Galo Cego que, pelo que o Zé falou, “vivia de expedientes”, se meteu em muitas outras brigas. Por ele, pelos amigos, pelas mulheres. Mas foi ficando velho, a molecada pra quem ele ensinou a malandragem foi tomando rumo, arranjando emprego pra sobreviver, se aprumando, constituindo família, deixando o Galo sozinho nos estabelecimentos comerciais e nas brigas.
Muitas histórias contam do Galo. Algumas dizem que ele mesmo inventou, como aquela que vivia repetindo nos últimos tempos, se gabando: a de que tinha namorado, antes de ficar famosa, uma atriz da Globo nascida na cidade. O pessoal ria: “menos, Galo! Pega leve. Você não, né?”  É que quando o Galo começou a contar essa, a bebida vinha comendo bonito seu fígado e o sol castigando ainda mais sem dó sua pele enrugada.  Aliás, ele parecia mais velho do que de fato era.  Tossia, resmungava, tava ficando rabugento. Apanhando mais do que batendo.
Dizem que teve filhos, mas mesmo quando começou a capengar, parece que nenhum quis saber dele. Ele que, aliás, sempre morou com os pais.  Falaram que era bom filho, nunca os abandonou porque os dois tiveram ele tarde e sempre pareceram doentes.
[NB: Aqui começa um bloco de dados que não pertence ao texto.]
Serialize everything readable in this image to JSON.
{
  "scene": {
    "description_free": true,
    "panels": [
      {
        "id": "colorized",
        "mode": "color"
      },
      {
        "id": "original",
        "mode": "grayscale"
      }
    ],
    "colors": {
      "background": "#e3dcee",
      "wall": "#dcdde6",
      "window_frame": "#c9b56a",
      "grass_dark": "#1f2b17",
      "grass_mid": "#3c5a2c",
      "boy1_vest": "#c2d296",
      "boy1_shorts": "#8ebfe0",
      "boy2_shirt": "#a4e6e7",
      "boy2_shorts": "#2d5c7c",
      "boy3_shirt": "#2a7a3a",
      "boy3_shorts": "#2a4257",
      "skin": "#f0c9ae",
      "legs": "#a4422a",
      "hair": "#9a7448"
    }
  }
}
A mãe enviuvou, o Galo deu uma sumida.  Num estabelecimento comercial qualquer, perguntaram dele durante uma conversa vadia. Alguém disse que tinha parado de beber, que tava cuidando da mãe e arranjara um emprego pesado para pagar os remédios dele e dela.
Mas o Zé Borges veio dizer outro dia “que soube por alguém que”, depois que a mãe partiu, o Galo degringolou de novo.  E agora tava, vai não vai, num hospital vagabundo qualquer, definhando, pele e osso.   No bairro, dizem até que ele já morreu.  “Coitado do Galo”, diz o Zé Borges. 
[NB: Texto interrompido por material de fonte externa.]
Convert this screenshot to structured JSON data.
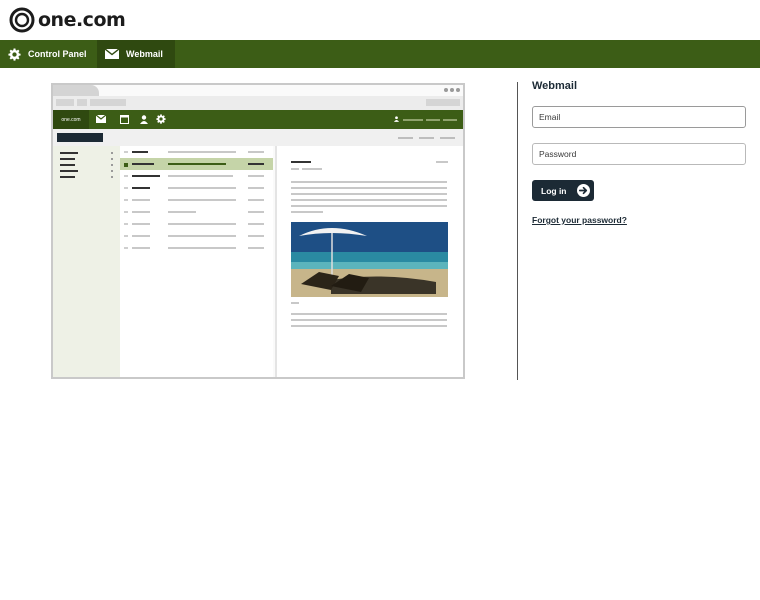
{
  "brand": {
    "logo_text": "one.com"
  },
  "nav": {
    "items": [
      {
        "label": "Control Panel",
        "icon": "gear-icon"
      },
      {
        "label": "Webmail",
        "icon": "envelope-icon",
        "active": true
      }
    ]
  },
  "illustration": {
    "mini_logo": "one.com",
    "icons": [
      "envelope-icon",
      "calendar-icon",
      "user-icon",
      "gear-icon"
    ]
  },
  "login": {
    "title": "Webmail",
    "email_placeholder": "Email",
    "password_placeholder": "Password",
    "login_button": "Log in",
    "forgot_link": "Forgot your password?"
  },
  "colors": {
    "nav_bg": "#3c5d16",
    "nav_active_bg": "#2f4910",
    "button_bg": "#1c2a35",
    "text_dark": "#1c2a35"
  }
}
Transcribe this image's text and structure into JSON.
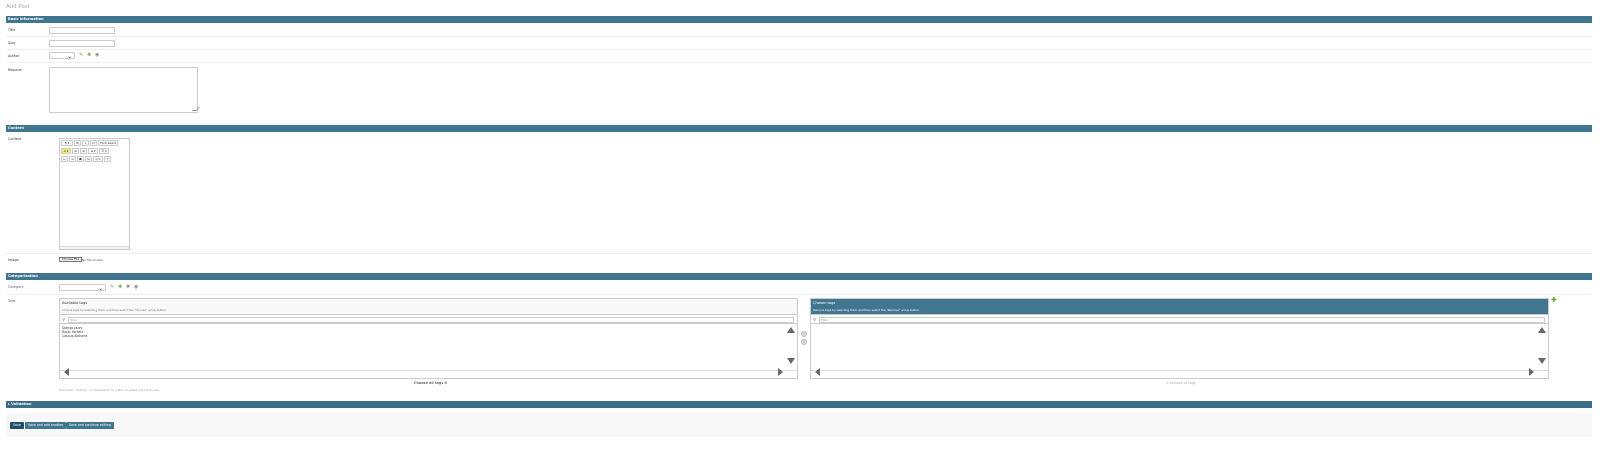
{
  "page": {
    "title": "Add Post"
  },
  "sections": {
    "basic": "Basic information",
    "content": "Content",
    "categorization": "Categorization",
    "validation": "Validation"
  },
  "fields": {
    "title_label": "Title",
    "slug_label": "Slug",
    "author_label": "Author",
    "resume_label": "Resume",
    "content_label": "Content",
    "image_label": "Image",
    "category_label": "Category",
    "tags_label": "Tags",
    "author_value": "---------",
    "category_value": "---------"
  },
  "editor": {
    "row1": [
      "¶ ▾",
      "B",
      "I",
      "U",
      "Font size ▾"
    ],
    "row2": [
      "A ▾",
      "≡",
      "≡",
      "≡ ▾",
      "☰ ▾"
    ],
    "row3": [
      "⇤",
      "⇥",
      "◼",
      "⊡",
      "</>",
      "?"
    ]
  },
  "image": {
    "button": "Choose File",
    "status": "No file chosen"
  },
  "tags": {
    "available_title": "Available tags",
    "available_help": "Choose tags by selecting them and then select the \"Choose\" arrow button.",
    "chosen_title": "Chosen tags",
    "chosen_help": "Remove tags by selecting them and then select the \"Remove\" arrow button.",
    "filter_placeholder": "Filter",
    "available_items": [
      "Django Jazzy",
      "Rusty Yorkers",
      "Cascus Ablivera"
    ],
    "choose_all": "Choose all tags ⊕",
    "remove_all": "⊖ Remove all tags",
    "help": "Hold down \"Control\", or \"Command\" on a Mac, to select more than one."
  },
  "icons": {
    "edit": "pencil-icon",
    "add": "plus-icon",
    "delete": "close-icon",
    "view": "eye-icon",
    "search": "search-icon"
  },
  "actions": {
    "save": "Save",
    "save_add_another": "Save and add another",
    "save_continue": "Save and continue editing"
  },
  "colors": {
    "header": "#417690",
    "primary_button": "#205067",
    "add_green": "#58a52a"
  }
}
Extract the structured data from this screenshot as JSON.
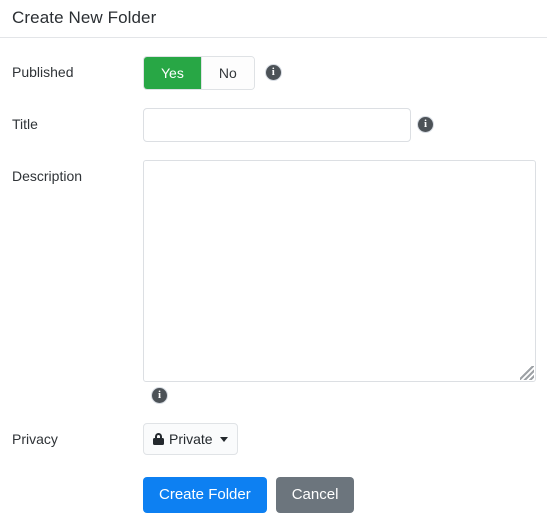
{
  "dialog": {
    "title": "Create New Folder"
  },
  "fields": {
    "published": {
      "label": "Published",
      "options": [
        {
          "label": "Yes",
          "active": true
        },
        {
          "label": "No",
          "active": false
        }
      ],
      "help_icon": "info-icon"
    },
    "title": {
      "label": "Title",
      "value": "",
      "placeholder": "",
      "help_icon": "info-icon"
    },
    "description": {
      "label": "Description",
      "value": "",
      "placeholder": "",
      "help_icon": "info-icon",
      "resize_handle": "resize-grip-icon"
    },
    "privacy": {
      "label": "Privacy",
      "selected": "Private",
      "icon": "lock-icon",
      "caret": "chevron-down-icon"
    }
  },
  "actions": {
    "submit_label": "Create Folder",
    "cancel_label": "Cancel"
  },
  "colors": {
    "accent_green": "#28a745",
    "primary_blue": "#0d80f2",
    "secondary_gray": "#6c757d",
    "border": "#dcdfe3",
    "text": "#2f3337"
  }
}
Zé Borges, que pensando bem, aqui entre nós, daria um personagem e tanto.

***

Quem conhece bem o Mirtica é o tio Vavá, que na verdade não é meu tio, mas é tratado como se fosse.  De qualquer forma, não tem uma história contada pelo tio Vavá, nem uma conversa entre ele e seu irmão Roberto, o Brancão, que lá pelas tantas o Mirtica não apareça.  E como nunca tive o prazer de conhecer o Mirtica, para mim ele é uma verdadeira lenda. Um mito.
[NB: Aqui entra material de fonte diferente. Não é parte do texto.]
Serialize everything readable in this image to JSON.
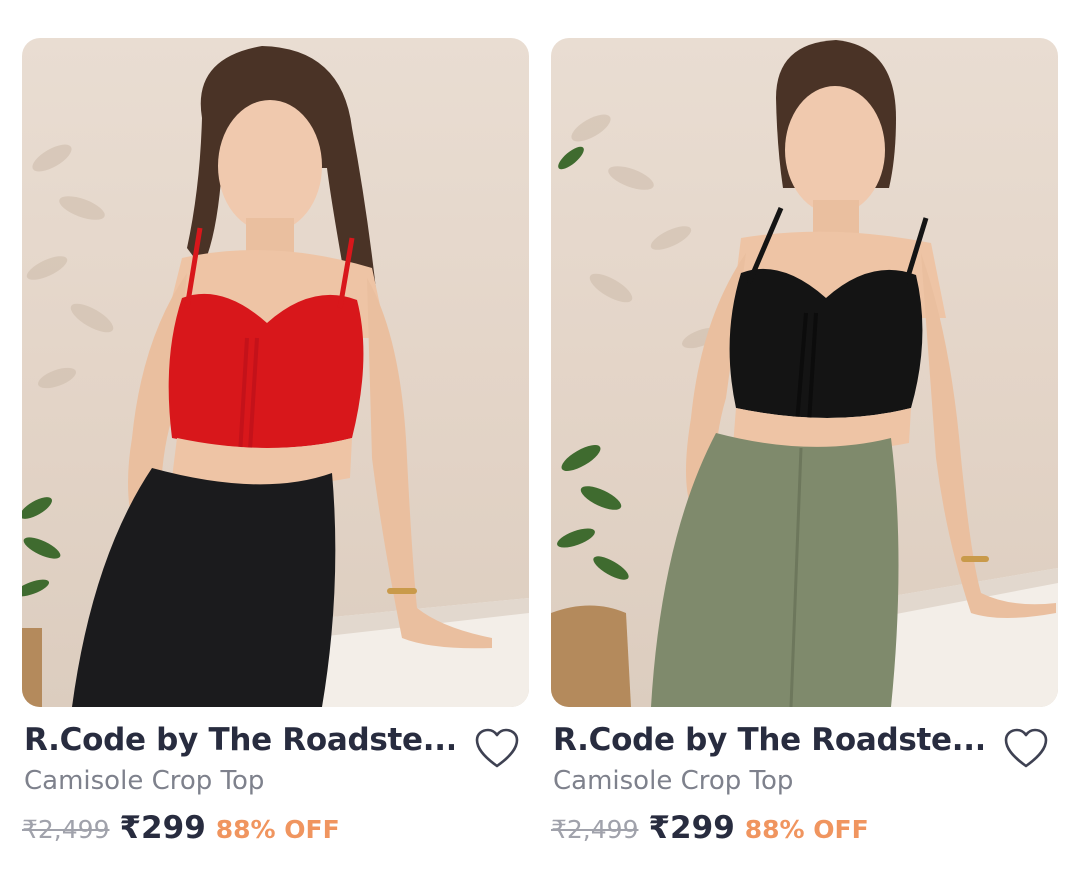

De fato, a presença do Mirtica nas conversas tem diferentes funções, dependendo da situação e do estado de ânimo dos participantes.  Vejamos lá alguns casos:
Mirtica como indicador de tempo:
“(...) não, não foi nesse ano que você falou! Foi antes! A segunda filha do Mirtica nem tinha nascido ainda nessa época!”
Mirtica como índice de evolução patrimonial:
“(...) eh, eh. Olha essa foto! Quem tinha uma Brasília velha igual a essa era o Mirtica! As coisas mudaram... Hoje ele só anda de carrão!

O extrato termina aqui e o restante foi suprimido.